- Born: 1976 Brazil
- Occupation: Harpsichordist

= Bruno Procopio =

Brazilian musician

Bruno Procopio (born 1976, Brazil) is a Brazilian harpsichord player based in Paris.

==History==

Following early musical studies with Marcelo Fagerlande and Pedro Personne in Rio de Janeiro, Procopio moved to France in 1993. He studied harpsichord at the Conservatoire National Supérieur de Musique de Paris with Christophe Rousset and chamber music with Blandine Ranou and Kenneth Weiss, earning two First Prizes (Premier Prix) in harpsichord performance and continuo playing. After his formal studies, Procopio became one of the few students of Pierre Hantaï.
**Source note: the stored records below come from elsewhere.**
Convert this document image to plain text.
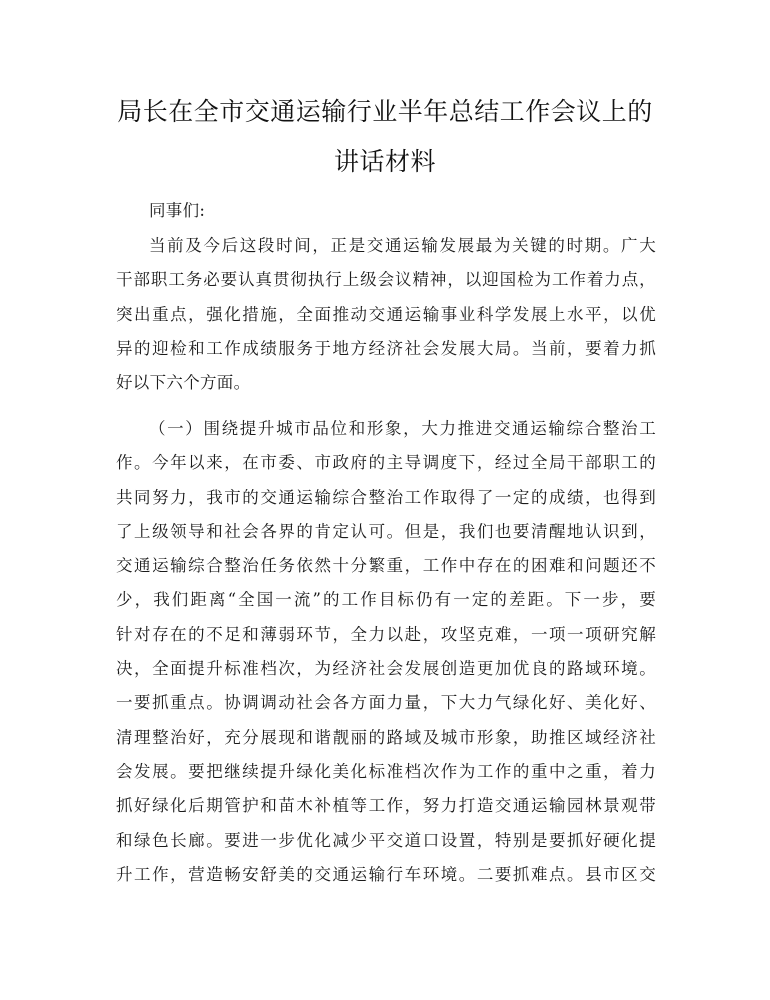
局长在全市交通运输行业半年总结工作会议上的
讲话材料
同事们:
当前及今后这段时间，正是交通运输发展最为关键的时期。广大
干部职工务必要认真贯彻执行上级会议精神，以迎国检为工作着力点，
突出重点，强化措施，全面推动交通运输事业科学发展上水平，以优
异的迎检和工作成绩服务于地方经济社会发展大局。当前，要着力抓
好以下六个方面。
（一）围绕提升城市品位和形象，大力推进交通运输综合整治工
作。今年以来，在市委、市政府的主导调度下，经过全局干部职工的
共同努力，我市的交通运输综合整治工作取得了一定的成绩，也得到
了上级领导和社会各界的肯定认可。但是，我们也要清醒地认识到，
交通运输综合整治任务依然十分繁重，工作中存在的困难和问题还不
少，我们距离“全国一流”的工作目标仍有一定的差距。下一步，要
针对存在的不足和薄弱环节，全力以赴，攻坚克难，一项一项研究解
决，全面提升标准档次，为经济社会发展创造更加优良的路域环境。
一要抓重点。协调调动社会各方面力量，下大力气绿化好、美化好、
清理整治好，充分展现和谐靓丽的路域及城市形象，助推区域经济社
会发展。要把继续提升绿化美化标准档次作为工作的重中之重，着力
抓好绿化后期管护和苗木补植等工作，努力打造交通运输园林景观带
和绿色长廊。要进一步优化减少平交道口设置，特别是要抓好硬化提
升工作，营造畅安舒美的交通运输行车环境。二要抓难点。县市区交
Procopio's first recording, of JS Bach's Partitas for keyboard numbers 1, 3, and 4, was chosen as one of the five best Baroque music disks of the year by Fanfare magazine in 2004, in addition to a rating of five out of five by the distinguished French magazine Diapason.
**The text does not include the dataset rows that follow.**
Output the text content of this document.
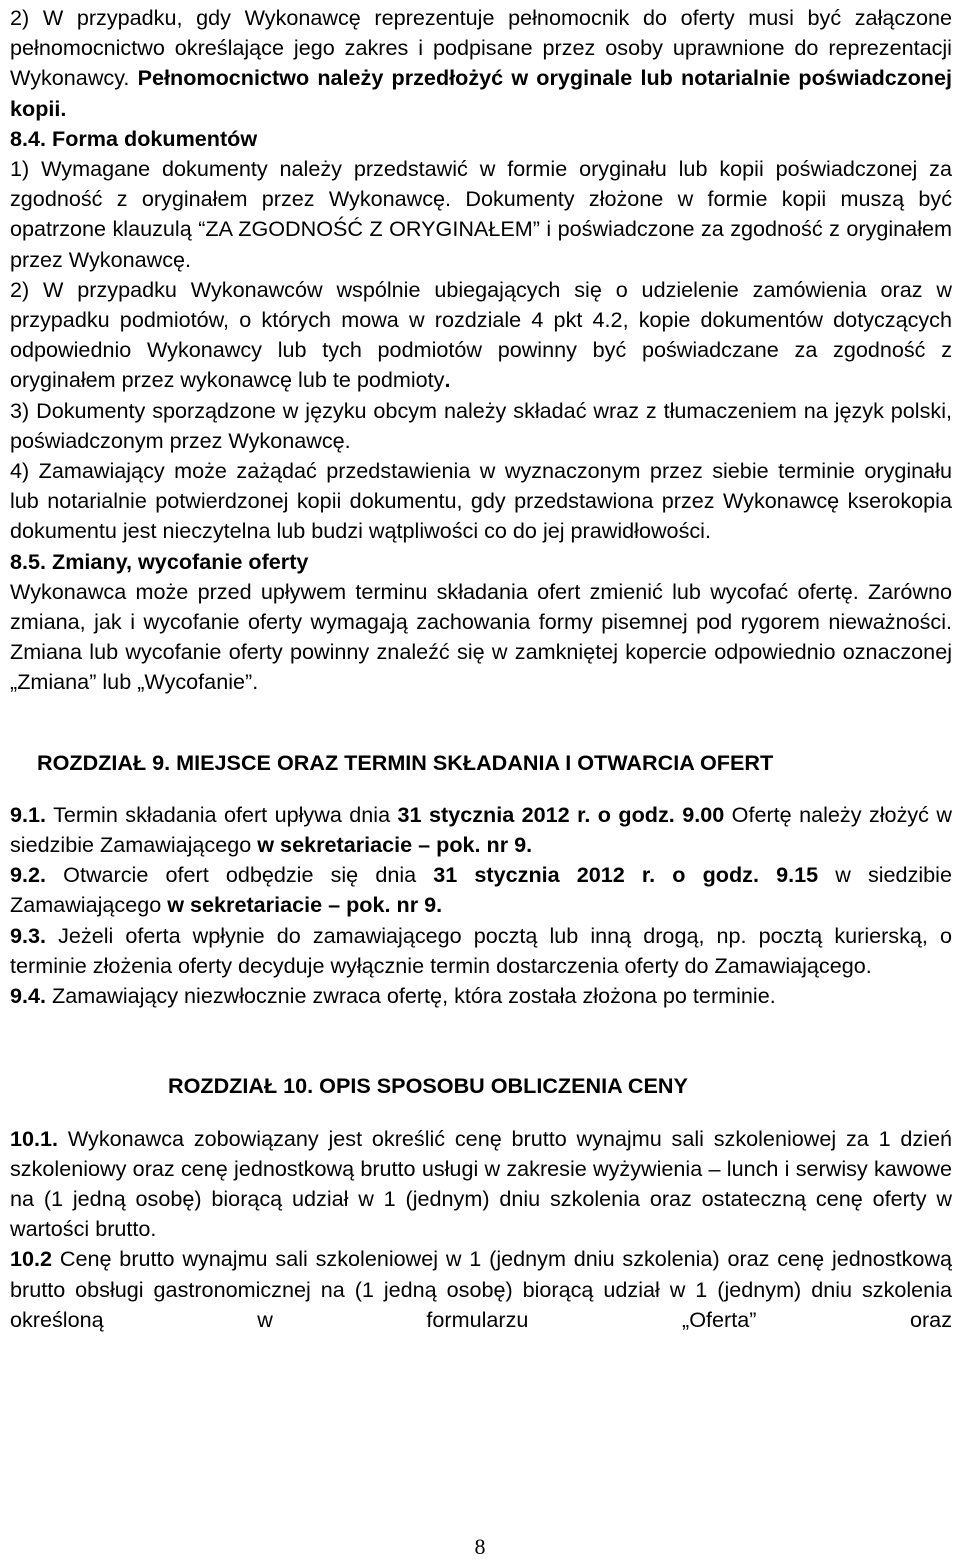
2) W przypadku, gdy Wykonawcę reprezentuje pełnomocnik do oferty musi być załączone pełnomocnictwo określające jego zakres i podpisane przez osoby uprawnione do reprezentacji Wykonawcy. Pełnomocnictwo należy przedłożyć w oryginale lub notarialnie poświadczonej kopii.

8.4. Forma dokumentów

1) Wymagane dokumenty należy przedstawić w formie oryginału lub kopii poświadczonej za zgodność z oryginałem przez Wykonawcę. Dokumenty złożone w formie kopii muszą być opatrzone klauzulą “ZA ZGODNOŚĆ Z ORYGINAŁEM” i poświadczone za zgodność z oryginałem przez Wykonawcę.

2) W przypadku Wykonawców wspólnie ubiegających się o udzielenie zamówienia oraz w przypadku podmiotów, o których mowa w rozdziale 4 pkt 4.2, kopie dokumentów dotyczących odpowiednio Wykonawcy lub tych podmiotów powinny być poświadczane za zgodność z oryginałem przez wykonawcę lub te podmioty.

3) Dokumenty sporządzone w języku obcym należy składać wraz z tłumaczeniem na język polski, poświadczonym przez Wykonawcę.

4) Zamawiający może zażądać przedstawienia w wyznaczonym przez siebie terminie oryginału lub notarialnie potwierdzonej kopii dokumentu, gdy przedstawiona przez Wykonawcę kserokopia dokumentu jest nieczytelna lub budzi wątpliwości co do jej prawidłowości.

8.5. Zmiany, wycofanie oferty

Wykonawca może przed upływem terminu składania ofert zmienić lub wycofać ofertę. Zarówno zmiana, jak i wycofanie oferty wymagają zachowania formy pisemnej pod rygorem nieważności. Zmiana lub wycofanie oferty powinny znaleźć się w zamkniętej kopercie odpowiednio oznaczonej „Zmiana” lub „Wycofanie”.

ROZDZIAŁ 9. MIEJSCE ORAZ TERMIN SKŁADANIA I OTWARCIA OFERT

9.1. Termin składania ofert upływa dnia 31 stycznia 2012 r. o godz. 9.00 Ofertę należy złożyć w siedzibie Zamawiającego w sekretariacie – pok. nr 9.

9.2. Otwarcie ofert odbędzie się dnia 31 stycznia 2012 r. o godz. 9.15 w siedzibie Zamawiającego w sekretariacie – pok. nr 9.

9.3. Jeżeli oferta wpłynie do zamawiającego pocztą lub inną drogą, np. pocztą kurierską, o terminie złożenia oferty decyduje wyłącznie termin dostarczenia oferty do Zamawiającego.

9.4. Zamawiający niezwłocznie zwraca ofertę, która została złożona po terminie.

ROZDZIAŁ 10. OPIS SPOSOBU OBLICZENIA CENY

10.1. Wykonawca zobowiązany jest określić cenę brutto wynajmu sali szkoleniowej za 1 dzień szkoleniowy oraz cenę jednostkową brutto usługi w zakresie wyżywienia – lunch i serwisy kawowe na (1 jedną osobę) biorącą udział w 1 (jednym) dniu szkolenia oraz ostateczną cenę oferty w wartości brutto.

10.2 Cenę brutto wynajmu sali szkoleniowej w 1 (jednym dniu szkolenia) oraz cenę jednostkową brutto obsługi gastronomicznej na (1 jedną osobę) biorącą udział w 1 (jednym) dniu szkolenia określoną w formularzu „Oferta” oraz

8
In 2007, Procopio founded the record label Paraty Productions, on which he has released two additional albums of JS Bach: Partitas numbers 2, 5, and 6, completing the cycle, and the Sonatas for viola da gamba and keyboard. The latter, which also includes Bach's Italian Concerto, was recently awarded a 'Choc' prize from the magazine Le Monde de la musique.